Technical Details Released for Critical Cisco SSM Command Execution Vulnerability
Security researchers have published technical details regarding a highly critical vulnerability in the Cisco Smart Software Manager On-Prem (SSM On-Prem).
Tracked as CVE-2026-20160, this flaw carries a near-maximum CVSS score of 9.8. It allows remote, unauthenticated attackers to execute commands as a root user.
With no workarounds available, organizations must apply patches immediately to secure their networks.
Cisco SSM On-Prem helps organizations manage their software licenses locally, keeping them off the public internet. Because of this, the appliance usually sits deep inside trusted internal networks.
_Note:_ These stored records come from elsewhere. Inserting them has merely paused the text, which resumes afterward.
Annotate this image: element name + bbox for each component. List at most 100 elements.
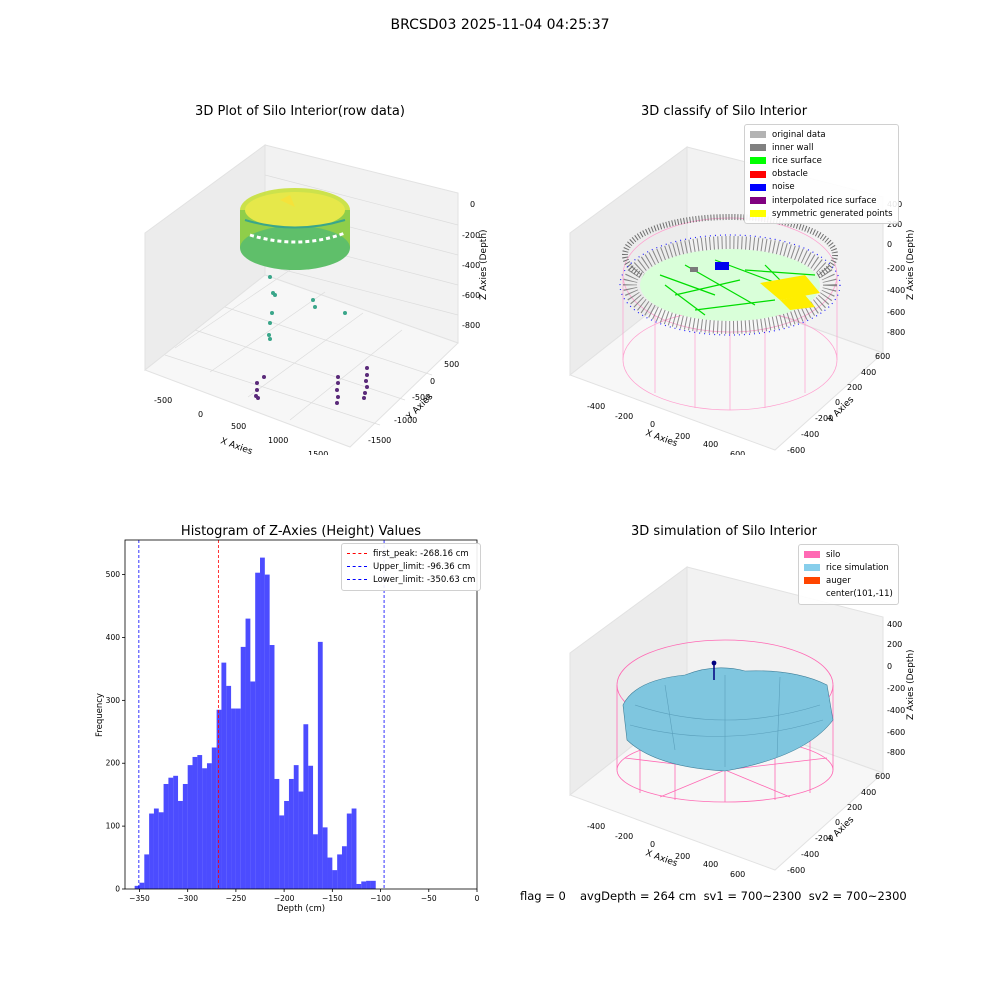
legend-swatch-obstacle (750, 170, 766, 178)
svg-text:-600: -600 (787, 446, 805, 455)
histogram-bar (192, 756, 198, 889)
raw-3d-plot: -500 0 500 1000 1500 X Axies 500 0 -500 … (143, 144, 489, 455)
svg-text:600: 600 (875, 772, 890, 781)
classify-points (619, 214, 841, 336)
histogram-bar (269, 645, 275, 889)
histogram-limit-lines (138, 540, 385, 889)
svg-text:-800: -800 (462, 321, 480, 330)
legend-swatch-noise (750, 183, 766, 191)
histogram-y-tick-label: 0 (115, 885, 120, 894)
svg-text:200: 200 (675, 432, 690, 441)
histogram-x-tick-label: −300 (177, 894, 198, 903)
histogram-bar (226, 685, 232, 889)
histogram-bar (303, 724, 309, 889)
classify-y-ticks: 600 400 200 0 -200 -400 -600 (787, 352, 890, 455)
status-flag: flag = 0 (520, 889, 566, 903)
svg-text:-400: -400 (462, 261, 480, 270)
svg-text:0: 0 (650, 420, 655, 429)
legend-item: auger (804, 574, 893, 587)
legend-swatch-original (750, 131, 766, 139)
histogram-bar (158, 812, 164, 889)
svg-text:-200: -200 (615, 412, 633, 421)
legend-line-first-peak (347, 553, 367, 555)
svg-text:-200: -200 (815, 834, 833, 843)
svg-text:-800: -800 (887, 748, 905, 757)
histogram-bar (293, 765, 299, 889)
legend-swatch-interpolated (750, 197, 766, 205)
status-avg-depth: avgDepth = 264 cm sv1 = 700~2300 sv2 = 7… (580, 889, 907, 903)
histogram-bar (317, 641, 323, 889)
histogram-bar (206, 763, 212, 889)
histogram-x-tick-label: −250 (226, 894, 247, 903)
histogram-bar (153, 808, 159, 889)
svg-text:-500: -500 (412, 393, 430, 402)
svg-text:0: 0 (650, 840, 655, 849)
svg-text:600: 600 (730, 870, 745, 879)
svg-text:-400: -400 (801, 850, 819, 859)
svg-text:-200: -200 (887, 684, 905, 693)
histogram-bar (298, 791, 304, 889)
histogram-bar (288, 778, 294, 889)
svg-text:-200: -200 (887, 264, 905, 273)
histogram-bar (173, 775, 179, 889)
legend-line-lower (347, 579, 367, 581)
histogram-bar (327, 857, 333, 889)
classify-legend: original data inner wall rice surface ob… (744, 124, 899, 225)
histogram-bar (149, 813, 154, 889)
histogram-title: Histogram of Z-Axies (Height) Values (180, 524, 422, 539)
svg-text:400: 400 (861, 368, 876, 377)
raw-y-ticks: 500 0 -500 -1000 -1500 (368, 360, 459, 445)
histogram-y-label: Frequency (95, 693, 105, 737)
legend-item: symmetric generated points (750, 207, 893, 220)
legend-swatch-center (804, 591, 820, 598)
legend-item: silo (804, 548, 893, 561)
histogram-bar (245, 618, 251, 889)
simulation-plot-title: 3D simulation of Silo Interior (631, 524, 817, 539)
histogram-bar (361, 881, 367, 889)
histogram-bar (197, 755, 203, 889)
histogram-bars (134, 557, 376, 889)
svg-text:-800: -800 (887, 328, 905, 337)
svg-text:-400: -400 (887, 706, 905, 715)
histogram-bar (235, 708, 241, 889)
histogram-bar (216, 709, 222, 889)
histogram-bar (144, 854, 150, 889)
svg-text:400: 400 (887, 620, 902, 629)
histogram-bar (139, 882, 145, 889)
histogram-bar (168, 777, 174, 889)
histogram-bar (202, 768, 207, 889)
legend-item: noise (750, 181, 893, 194)
histogram-bar (221, 662, 227, 889)
svg-text:200: 200 (675, 852, 690, 861)
raw-x-label: X Axies (219, 436, 254, 455)
svg-text:200: 200 (847, 803, 862, 812)
histogram-y-tick-label: 200 (106, 759, 121, 768)
simulation-x-ticks: -400 -200 0 200 400 600 (587, 822, 745, 879)
svg-text:200: 200 (887, 220, 902, 229)
svg-text:500: 500 (444, 360, 459, 369)
histogram-x-tick-label: 0 (475, 894, 480, 903)
legend-swatch-inner-wall (750, 144, 766, 152)
histogram-y-tick-label: 300 (106, 696, 121, 705)
histogram-bar (250, 681, 256, 889)
svg-text:-400: -400 (587, 822, 605, 831)
histogram-chart: −350 −300 −250 −200 −150 −100 −50 0 0 100 200 300 40… (95, 539, 480, 914)
classify-x-ticks: -400 -200 0 200 400 600 (587, 402, 745, 455)
classify-z-label: Z Axies (Depth) (906, 229, 916, 300)
histogram-bar (240, 646, 246, 889)
svg-text:500: 500 (231, 422, 246, 431)
legend-swatch-silo (804, 551, 820, 559)
legend-swatch-auger (804, 577, 820, 585)
simulation-3d-plot: -400 -200 0 200 400 600 X Axies 600 400 … (568, 566, 916, 879)
histogram-bar (231, 708, 236, 889)
legend-item: rice surface (750, 154, 893, 167)
svg-text:1500: 1500 (308, 450, 328, 455)
figure-title: BRCSD03 2025-11-04 04:25:37 (390, 17, 610, 33)
histogram-bar (356, 883, 362, 889)
histogram-y-tick-label: 400 (106, 633, 121, 642)
simulation-x-label: X Axies (644, 848, 679, 869)
simulation-z-ticks: 400 200 0 -200 -400 -600 -800 (887, 620, 905, 757)
legend-swatch-rice-simulation (804, 564, 820, 572)
histogram-bar (370, 880, 376, 889)
raw-low-points (254, 366, 369, 405)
The vulnerability stems from an internal service that was accidentally left exposed. By sending a specially crafted API request to this endpoint, an attacker can bypass all authentication checks.
Once successful, the attacker gains root-level access, meaning they have complete and total control over the underlying operating system.
Because the SSM On-Prem appliance operates within a trusted network segment and holds important deployment data, it is a high-value target for threat actors.
A successful compromise gives hackers a powerful and highly privileged foothold. From there, attackers can move laterally to other parts of the network, establish long-term persistence, and steal sensitive operational data.
Cisco has confirmed that no authentication is required to pull off this attack, making it incredibly easy for remote attackers to exploit if they can reach the system.
Affected Versions and Fixes
Cisco states that upgrading the system is the only way to fix this issue, as there are no temporary workarounds available.
- Affected versions include releases 9-202502 through 9-202510.
- The fixed software is release 9-202601 and later.
- Releases older than 9-202502 are not impacted by this flaw.
Administrators must upgrade their systems to the fixed release immediately to prevent a full system takeover.
Following Cisco’s April 1 advisory, the research team at Horizon3.ai successfully reverse-engineered the vulnerability on April 8.
They have released a NodeZero Rapid Response test, allowing security teams to safely check if their environment is exposed.
Organizations are encouraged to run this test, apply the required Cisco patch, and re-run the test to confirm the fix was entirely successful.